The fight took place in a Soho greengrocer’s shop between Jack Spot and Albert Dimes, one of Billy Hill’s bodyguards. According to reports, the fight was stopped when Mrs Sophie Hyams, the greengrocer’s 13-stone wife, picked up a large metal scoop and started beating the two men about the head with it.
At the subsequent trial – according to, of all newspapers, The Spokane Daily Chronicle in a 1955 article headlined British Thugs Shun Guns But They Can Be Tough – Jack Spot got off after evidence from “a venerable clerk in holy orders – the Reverend Basil Claude Hudson Andrews – 88, who came forth solemnly and swore the bookmaker had not wielded the knife. Spot was acquitted on this impressive testimony, but it then developed the star witness had a most curious background for a minister. He finally admitted he had committed perjury.”
The reverend, it seemed, had a taste for whisky and women, did not pay his gambling debts and had been found wandering about the Cumberland Hotel in London, living on nothing but continental breakfasts. He had been persuaded to perjure himself for £63 by Sonny the Yank and Moishe Bluebell (whose actual nickname ‘Blueball’ was not printed by embarrassed newspapers because it referred to the fact he had one discoloured testicle).
According to The Spokane Daily Chronicle, as a result of the trial: “Britons found to their chagrin that they had their own colorful collection of Damon Runyon characters – Sonny The Yank, Moishe Blue Boy, Benny The Kid, Flash Harry, Erny The Gent, Monkey Johnny, Joey Kings Cross.”
Micky Fawcett told me: “Aldgate and Soho in 1955 were the best places I had ever been.”
The knife fight in Frith Street marked the start of a slow decline for Jack Spot’s criminal reign and, later, the Kray Twins and The Richardsons became the ‘top dogs’ in London crime.
“The Krays,” I said to Micky, “were Bethnal Green, but that’s pretty much the same as…”

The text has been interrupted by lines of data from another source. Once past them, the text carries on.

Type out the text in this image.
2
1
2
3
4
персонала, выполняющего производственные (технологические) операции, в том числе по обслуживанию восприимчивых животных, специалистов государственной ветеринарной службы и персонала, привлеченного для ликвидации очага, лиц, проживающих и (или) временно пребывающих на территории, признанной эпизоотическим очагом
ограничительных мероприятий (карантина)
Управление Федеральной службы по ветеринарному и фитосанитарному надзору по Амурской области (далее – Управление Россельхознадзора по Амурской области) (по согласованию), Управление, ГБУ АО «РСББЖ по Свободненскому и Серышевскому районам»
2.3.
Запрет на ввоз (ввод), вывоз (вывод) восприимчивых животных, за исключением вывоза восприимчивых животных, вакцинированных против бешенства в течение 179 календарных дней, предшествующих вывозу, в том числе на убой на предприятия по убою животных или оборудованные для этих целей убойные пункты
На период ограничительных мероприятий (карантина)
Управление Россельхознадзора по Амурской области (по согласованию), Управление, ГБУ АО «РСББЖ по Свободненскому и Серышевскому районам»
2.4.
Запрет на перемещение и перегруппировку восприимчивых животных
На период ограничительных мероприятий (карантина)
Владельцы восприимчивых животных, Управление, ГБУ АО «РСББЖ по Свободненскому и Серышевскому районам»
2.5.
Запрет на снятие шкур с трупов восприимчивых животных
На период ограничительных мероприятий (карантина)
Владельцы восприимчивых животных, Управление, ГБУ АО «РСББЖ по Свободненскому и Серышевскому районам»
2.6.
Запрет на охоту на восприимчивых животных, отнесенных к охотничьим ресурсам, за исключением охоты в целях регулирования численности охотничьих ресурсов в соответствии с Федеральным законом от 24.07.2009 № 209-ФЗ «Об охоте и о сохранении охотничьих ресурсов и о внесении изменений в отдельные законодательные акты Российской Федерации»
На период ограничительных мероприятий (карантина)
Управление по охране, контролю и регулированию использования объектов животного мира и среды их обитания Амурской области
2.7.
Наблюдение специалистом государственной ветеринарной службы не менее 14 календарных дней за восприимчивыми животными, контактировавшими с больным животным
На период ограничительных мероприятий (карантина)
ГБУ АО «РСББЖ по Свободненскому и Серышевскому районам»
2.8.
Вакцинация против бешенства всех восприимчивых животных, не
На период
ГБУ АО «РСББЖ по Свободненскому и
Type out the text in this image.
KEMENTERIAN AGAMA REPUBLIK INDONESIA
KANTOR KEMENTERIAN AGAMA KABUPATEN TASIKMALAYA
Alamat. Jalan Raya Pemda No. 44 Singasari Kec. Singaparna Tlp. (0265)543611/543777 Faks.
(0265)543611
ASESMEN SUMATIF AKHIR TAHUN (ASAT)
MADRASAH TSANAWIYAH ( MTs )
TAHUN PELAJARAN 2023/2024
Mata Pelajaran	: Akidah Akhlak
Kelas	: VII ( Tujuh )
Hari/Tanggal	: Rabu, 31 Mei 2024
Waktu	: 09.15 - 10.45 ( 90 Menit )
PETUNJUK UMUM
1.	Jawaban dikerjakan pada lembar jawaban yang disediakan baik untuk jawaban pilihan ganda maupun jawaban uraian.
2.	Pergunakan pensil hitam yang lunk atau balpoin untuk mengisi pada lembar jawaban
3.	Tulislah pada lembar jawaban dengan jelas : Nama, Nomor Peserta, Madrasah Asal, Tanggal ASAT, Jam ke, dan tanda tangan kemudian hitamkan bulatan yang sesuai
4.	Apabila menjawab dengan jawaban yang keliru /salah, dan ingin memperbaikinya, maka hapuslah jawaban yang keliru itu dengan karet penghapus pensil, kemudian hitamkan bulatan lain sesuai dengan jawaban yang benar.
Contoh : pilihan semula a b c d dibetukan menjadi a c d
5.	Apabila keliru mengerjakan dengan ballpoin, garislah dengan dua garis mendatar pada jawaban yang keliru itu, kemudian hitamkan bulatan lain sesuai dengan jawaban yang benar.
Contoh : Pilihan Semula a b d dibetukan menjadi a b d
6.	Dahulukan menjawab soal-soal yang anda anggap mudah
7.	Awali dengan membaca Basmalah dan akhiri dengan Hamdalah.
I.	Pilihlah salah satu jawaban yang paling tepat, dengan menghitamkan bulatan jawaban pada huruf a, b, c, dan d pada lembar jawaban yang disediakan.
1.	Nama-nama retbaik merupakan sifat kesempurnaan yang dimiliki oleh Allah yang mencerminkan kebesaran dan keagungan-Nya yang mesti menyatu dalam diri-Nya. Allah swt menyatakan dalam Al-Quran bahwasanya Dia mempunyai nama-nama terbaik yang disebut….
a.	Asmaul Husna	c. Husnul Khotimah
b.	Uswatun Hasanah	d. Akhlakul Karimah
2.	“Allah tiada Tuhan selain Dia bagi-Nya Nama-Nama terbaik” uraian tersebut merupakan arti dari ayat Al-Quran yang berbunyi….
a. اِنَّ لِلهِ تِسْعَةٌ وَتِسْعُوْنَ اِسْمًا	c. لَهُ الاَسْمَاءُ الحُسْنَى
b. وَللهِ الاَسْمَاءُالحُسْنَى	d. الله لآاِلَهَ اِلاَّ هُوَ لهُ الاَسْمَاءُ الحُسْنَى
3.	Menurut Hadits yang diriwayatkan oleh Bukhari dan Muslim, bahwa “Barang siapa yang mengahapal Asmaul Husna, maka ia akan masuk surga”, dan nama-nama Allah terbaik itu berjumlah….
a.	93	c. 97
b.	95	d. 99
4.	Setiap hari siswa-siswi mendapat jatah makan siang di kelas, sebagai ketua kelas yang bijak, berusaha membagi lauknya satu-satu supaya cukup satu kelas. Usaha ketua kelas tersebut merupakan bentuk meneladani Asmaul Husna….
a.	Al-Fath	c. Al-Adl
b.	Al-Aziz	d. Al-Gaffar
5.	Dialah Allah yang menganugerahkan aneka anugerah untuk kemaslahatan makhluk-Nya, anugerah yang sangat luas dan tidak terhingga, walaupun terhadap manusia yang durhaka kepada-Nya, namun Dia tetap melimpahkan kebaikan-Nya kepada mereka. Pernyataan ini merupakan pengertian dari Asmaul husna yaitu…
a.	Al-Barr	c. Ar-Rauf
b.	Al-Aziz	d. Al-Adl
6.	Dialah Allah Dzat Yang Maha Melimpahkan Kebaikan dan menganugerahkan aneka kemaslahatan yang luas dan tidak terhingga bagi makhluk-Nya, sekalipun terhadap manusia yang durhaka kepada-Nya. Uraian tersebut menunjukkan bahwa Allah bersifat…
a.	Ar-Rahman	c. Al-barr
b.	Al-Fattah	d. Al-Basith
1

“Oh no,” he said, “they lived practically in Aldgate. And they were born in 1933, so they would have been in their early twenties when the knife fight happened.”
“Did they want to be criminals?” I asked.
“Well, people wouldn’t believe it now,” said Micky, “but they always disdained criminals even right to the end. They didn’t like criminals. They used to call them ‘jailbirds’. The image they had of themselves was that they were celebrities. That was how they saw the world.”
“So they thought they were above the law?” I asked.
“Jailbirds? they’d say. We don’t want jailbirds. The Twins never stole anything. Well, once… I am the only man who has ever been on a robbery with Ronnie Kray.
‘We were in the Twins’ Regency Club and there was a big cellar in the basement, which they had let out to a firm of carpet suppliers – Gannon & Hamish – they supplied all these expensive Indian carpets.
“One of Ronnie’s friends – Dickie Morgan – said: Ron, what we’ll do… We’ll get locked in here tonight, then we’ll nick all them carpets: they’re worth a fortune.
“So Ronnie asked me: Can you get someone with a van? We’re gonna rob downstairs in our own place.
“So we got a van, stayed behind, got locked in and, at about six o’clock the next morning – so as not to arouse suspicion moving things late at night – we loaded all the carpets into the van and took them over to a feller in Chingford to sell them to him.
“He looked at them and said: They’re a load of fucking rubbish! They’re just Belgian rubbish! They’re not worth anything!
“So then Ronnie turned and wanted to strangle Dickie Morgan. That’s the only robbery Ronnie ever did.”
“What did he do with the carpets?” I asked.
“That’s a good question,” said Micky. “I don’t know. He threw them away, probably.”